Carlson noted that Hormel has made efforts to provide for worker safety at its plants across the country, such as checking temperatures of employees, implementing barriers for social distancing, increasing sanitization of high-touch surfaces and making sure employees have masks and face shields. Hormel also started the “Keep COVID Out” campaign, which reminds employees to continue safety practices from work out in the community.
“We take pride in the community in which we work and live and this is an extension of that,” Carlson said.
Employees that test positive are required to stay home for 14 days with pay and may come back to work if they have not shown symptoms for 72 hours, Carlson said. Those showing symptoms are discouraged from coming to work while Hormel continues to pay them and arranges for them to get tested.
Carlson credits the steps with slowing the spread of COVID-19 at the plant.

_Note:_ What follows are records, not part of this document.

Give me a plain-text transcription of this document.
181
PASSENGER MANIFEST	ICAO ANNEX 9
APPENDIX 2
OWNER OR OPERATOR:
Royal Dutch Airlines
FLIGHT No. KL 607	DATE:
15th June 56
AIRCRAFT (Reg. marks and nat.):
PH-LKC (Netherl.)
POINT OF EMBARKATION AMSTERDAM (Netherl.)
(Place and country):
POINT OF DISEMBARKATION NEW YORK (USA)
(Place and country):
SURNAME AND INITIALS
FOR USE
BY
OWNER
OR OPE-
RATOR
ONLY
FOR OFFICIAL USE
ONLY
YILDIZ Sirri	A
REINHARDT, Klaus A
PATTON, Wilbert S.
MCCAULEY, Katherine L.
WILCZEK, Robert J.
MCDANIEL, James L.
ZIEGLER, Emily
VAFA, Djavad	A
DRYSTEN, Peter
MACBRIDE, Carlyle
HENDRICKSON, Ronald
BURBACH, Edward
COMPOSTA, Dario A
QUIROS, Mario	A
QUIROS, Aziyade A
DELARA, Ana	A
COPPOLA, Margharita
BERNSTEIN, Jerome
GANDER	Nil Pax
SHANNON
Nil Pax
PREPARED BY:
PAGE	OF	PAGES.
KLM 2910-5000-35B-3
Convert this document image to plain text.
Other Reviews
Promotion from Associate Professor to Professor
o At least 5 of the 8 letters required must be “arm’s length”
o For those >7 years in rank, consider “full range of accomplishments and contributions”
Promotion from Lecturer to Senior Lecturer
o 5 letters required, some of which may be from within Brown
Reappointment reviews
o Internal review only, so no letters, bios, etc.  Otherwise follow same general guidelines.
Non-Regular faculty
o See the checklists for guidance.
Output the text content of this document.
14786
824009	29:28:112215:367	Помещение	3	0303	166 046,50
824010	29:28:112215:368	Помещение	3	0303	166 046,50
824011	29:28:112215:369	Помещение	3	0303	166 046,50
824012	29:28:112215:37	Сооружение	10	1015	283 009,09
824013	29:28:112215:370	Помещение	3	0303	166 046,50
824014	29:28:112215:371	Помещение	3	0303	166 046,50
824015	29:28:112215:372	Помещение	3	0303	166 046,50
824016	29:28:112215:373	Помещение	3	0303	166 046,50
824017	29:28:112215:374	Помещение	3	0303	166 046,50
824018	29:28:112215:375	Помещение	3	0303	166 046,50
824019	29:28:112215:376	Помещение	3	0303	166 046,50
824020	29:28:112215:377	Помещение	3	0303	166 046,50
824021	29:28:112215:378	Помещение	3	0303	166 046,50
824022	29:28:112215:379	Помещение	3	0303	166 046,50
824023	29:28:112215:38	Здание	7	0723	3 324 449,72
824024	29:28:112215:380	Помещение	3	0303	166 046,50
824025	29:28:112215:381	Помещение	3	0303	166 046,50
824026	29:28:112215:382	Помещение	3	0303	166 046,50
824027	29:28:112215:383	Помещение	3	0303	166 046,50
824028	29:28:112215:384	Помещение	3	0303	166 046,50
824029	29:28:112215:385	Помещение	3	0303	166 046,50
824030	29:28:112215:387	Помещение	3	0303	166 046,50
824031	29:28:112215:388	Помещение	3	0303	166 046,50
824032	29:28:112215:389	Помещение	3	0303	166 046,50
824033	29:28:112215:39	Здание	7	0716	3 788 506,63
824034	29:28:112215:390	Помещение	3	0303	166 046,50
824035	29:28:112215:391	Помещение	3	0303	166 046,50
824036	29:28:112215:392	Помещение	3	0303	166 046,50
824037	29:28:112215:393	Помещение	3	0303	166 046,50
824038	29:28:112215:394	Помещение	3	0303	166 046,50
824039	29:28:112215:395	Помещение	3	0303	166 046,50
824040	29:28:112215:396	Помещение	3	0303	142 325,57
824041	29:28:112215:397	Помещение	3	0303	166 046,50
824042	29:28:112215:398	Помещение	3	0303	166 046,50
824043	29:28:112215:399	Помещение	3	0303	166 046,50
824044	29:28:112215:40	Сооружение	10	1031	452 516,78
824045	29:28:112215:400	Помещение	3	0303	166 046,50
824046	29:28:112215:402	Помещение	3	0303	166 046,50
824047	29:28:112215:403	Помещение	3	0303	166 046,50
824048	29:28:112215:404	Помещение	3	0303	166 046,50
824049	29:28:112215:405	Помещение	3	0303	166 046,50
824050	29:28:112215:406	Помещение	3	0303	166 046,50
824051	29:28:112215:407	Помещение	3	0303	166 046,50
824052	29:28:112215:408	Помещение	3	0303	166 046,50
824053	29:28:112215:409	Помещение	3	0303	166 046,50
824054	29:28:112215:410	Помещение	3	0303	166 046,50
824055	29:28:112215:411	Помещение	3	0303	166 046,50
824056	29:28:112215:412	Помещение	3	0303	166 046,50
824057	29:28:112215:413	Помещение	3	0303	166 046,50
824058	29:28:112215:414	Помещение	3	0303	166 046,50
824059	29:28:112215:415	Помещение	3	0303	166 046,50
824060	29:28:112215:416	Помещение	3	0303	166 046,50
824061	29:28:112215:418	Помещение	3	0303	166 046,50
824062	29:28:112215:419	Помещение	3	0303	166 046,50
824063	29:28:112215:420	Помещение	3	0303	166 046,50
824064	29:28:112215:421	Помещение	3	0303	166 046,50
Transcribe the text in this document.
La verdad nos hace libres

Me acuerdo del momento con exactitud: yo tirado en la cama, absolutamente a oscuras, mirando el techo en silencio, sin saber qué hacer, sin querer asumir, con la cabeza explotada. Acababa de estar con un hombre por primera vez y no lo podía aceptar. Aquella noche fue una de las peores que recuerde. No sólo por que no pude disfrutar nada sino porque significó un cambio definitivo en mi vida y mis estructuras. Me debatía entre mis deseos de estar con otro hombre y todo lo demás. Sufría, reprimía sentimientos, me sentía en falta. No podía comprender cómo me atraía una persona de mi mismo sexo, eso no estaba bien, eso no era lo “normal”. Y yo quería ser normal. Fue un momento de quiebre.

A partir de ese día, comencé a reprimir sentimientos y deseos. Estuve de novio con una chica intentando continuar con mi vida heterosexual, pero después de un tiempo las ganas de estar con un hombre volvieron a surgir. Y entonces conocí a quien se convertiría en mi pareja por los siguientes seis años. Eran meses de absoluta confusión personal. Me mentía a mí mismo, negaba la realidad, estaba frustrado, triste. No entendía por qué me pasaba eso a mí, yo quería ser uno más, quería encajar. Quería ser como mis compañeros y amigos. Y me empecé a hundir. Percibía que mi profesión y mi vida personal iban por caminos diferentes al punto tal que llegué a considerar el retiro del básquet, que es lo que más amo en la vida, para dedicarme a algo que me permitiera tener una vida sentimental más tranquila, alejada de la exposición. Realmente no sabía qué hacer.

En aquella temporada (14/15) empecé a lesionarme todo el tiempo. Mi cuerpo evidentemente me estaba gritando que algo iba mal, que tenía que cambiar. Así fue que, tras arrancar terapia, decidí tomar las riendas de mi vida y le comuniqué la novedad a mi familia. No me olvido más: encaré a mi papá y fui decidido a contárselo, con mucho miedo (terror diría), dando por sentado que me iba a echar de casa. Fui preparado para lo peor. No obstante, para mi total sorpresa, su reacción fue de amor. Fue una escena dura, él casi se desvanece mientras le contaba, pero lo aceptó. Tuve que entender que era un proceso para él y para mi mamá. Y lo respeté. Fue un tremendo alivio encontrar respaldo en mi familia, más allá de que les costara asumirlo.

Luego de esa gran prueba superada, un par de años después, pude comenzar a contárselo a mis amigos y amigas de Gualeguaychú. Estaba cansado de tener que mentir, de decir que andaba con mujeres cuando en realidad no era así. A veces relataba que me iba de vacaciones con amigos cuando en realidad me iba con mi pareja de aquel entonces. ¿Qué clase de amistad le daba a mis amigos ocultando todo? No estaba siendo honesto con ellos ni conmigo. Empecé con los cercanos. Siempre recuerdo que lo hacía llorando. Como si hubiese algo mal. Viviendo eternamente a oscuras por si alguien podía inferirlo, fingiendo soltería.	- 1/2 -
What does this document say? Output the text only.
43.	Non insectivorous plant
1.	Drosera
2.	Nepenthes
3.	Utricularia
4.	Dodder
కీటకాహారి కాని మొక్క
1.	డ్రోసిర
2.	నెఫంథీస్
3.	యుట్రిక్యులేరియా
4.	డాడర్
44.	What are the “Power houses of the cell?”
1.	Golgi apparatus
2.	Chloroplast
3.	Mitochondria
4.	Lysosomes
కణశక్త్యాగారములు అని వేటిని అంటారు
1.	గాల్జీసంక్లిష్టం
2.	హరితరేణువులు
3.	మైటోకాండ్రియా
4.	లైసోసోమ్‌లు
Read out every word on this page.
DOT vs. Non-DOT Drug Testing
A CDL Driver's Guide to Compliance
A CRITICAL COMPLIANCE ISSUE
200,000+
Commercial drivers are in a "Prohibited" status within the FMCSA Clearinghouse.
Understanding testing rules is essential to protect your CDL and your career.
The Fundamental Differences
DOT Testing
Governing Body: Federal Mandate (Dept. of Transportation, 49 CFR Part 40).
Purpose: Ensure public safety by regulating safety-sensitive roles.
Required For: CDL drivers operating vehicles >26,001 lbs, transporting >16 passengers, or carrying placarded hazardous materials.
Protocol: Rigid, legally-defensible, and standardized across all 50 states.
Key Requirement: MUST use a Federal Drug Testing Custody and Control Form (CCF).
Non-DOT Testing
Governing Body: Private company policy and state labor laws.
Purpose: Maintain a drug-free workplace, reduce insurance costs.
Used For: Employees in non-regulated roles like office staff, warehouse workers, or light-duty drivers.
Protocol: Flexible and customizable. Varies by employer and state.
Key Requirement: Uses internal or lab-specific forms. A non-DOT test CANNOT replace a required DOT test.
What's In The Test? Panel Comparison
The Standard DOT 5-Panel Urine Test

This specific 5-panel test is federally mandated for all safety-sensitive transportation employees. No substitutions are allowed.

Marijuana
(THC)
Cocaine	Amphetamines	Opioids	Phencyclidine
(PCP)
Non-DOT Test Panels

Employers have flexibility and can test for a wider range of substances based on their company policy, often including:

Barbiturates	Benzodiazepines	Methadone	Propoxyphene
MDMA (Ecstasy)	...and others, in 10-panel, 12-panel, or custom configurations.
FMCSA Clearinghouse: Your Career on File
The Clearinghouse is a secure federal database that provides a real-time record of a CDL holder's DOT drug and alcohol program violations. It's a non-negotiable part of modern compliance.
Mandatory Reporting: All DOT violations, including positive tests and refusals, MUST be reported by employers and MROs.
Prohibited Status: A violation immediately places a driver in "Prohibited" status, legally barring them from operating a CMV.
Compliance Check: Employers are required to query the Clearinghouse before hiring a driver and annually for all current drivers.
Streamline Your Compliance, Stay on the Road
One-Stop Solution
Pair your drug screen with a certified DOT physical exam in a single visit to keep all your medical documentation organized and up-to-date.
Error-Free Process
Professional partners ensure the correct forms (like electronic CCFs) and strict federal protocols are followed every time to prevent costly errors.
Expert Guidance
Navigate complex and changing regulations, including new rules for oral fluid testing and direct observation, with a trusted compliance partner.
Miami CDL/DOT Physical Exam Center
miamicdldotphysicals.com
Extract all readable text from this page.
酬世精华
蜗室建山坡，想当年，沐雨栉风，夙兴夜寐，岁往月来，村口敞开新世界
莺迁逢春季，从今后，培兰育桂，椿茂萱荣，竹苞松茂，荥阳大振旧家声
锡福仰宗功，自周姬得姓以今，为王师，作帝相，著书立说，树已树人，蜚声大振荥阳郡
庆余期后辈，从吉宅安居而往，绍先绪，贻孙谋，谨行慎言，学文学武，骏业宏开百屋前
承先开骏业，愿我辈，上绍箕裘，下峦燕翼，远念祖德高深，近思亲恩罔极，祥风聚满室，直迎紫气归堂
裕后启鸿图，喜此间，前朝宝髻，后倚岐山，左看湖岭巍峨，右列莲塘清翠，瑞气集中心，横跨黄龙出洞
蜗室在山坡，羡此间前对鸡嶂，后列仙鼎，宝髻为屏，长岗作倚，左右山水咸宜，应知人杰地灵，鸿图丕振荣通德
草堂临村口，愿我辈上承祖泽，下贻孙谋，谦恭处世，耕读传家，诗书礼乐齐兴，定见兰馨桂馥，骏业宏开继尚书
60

“When you think of that number of people in an operation of this size, it’s still a pretty good track record,” he said.
Statewide, the MDH on Friday reported 712 new cases, bringing the state total to 26,980 since March 6. Of those, 2,890 cases were health care workers and an estimated 21,684 cases no longer need isolation.
The number of Mower County cases no longer in isolation is unknown; due to the situation constantly changing, the MDH no longer keeps track, choosing instead to use a formula to estimate the number no longer in isolation on a statewide level.
As of Friday, 478 Minnesotans were hospitalized, including 220 in intensive care.
The MDH also reported 33 deaths on Friday, bringing Minnesota’s death toll to 1,148 since March 21. Of those, 922 were residents of long-term care or assisted living facilities and 1,073 were aged 60 and older.
“Please remember, if you have any symptoms of illness, isolate yourself as soon as possible and reach out to your provider,” Lammey said.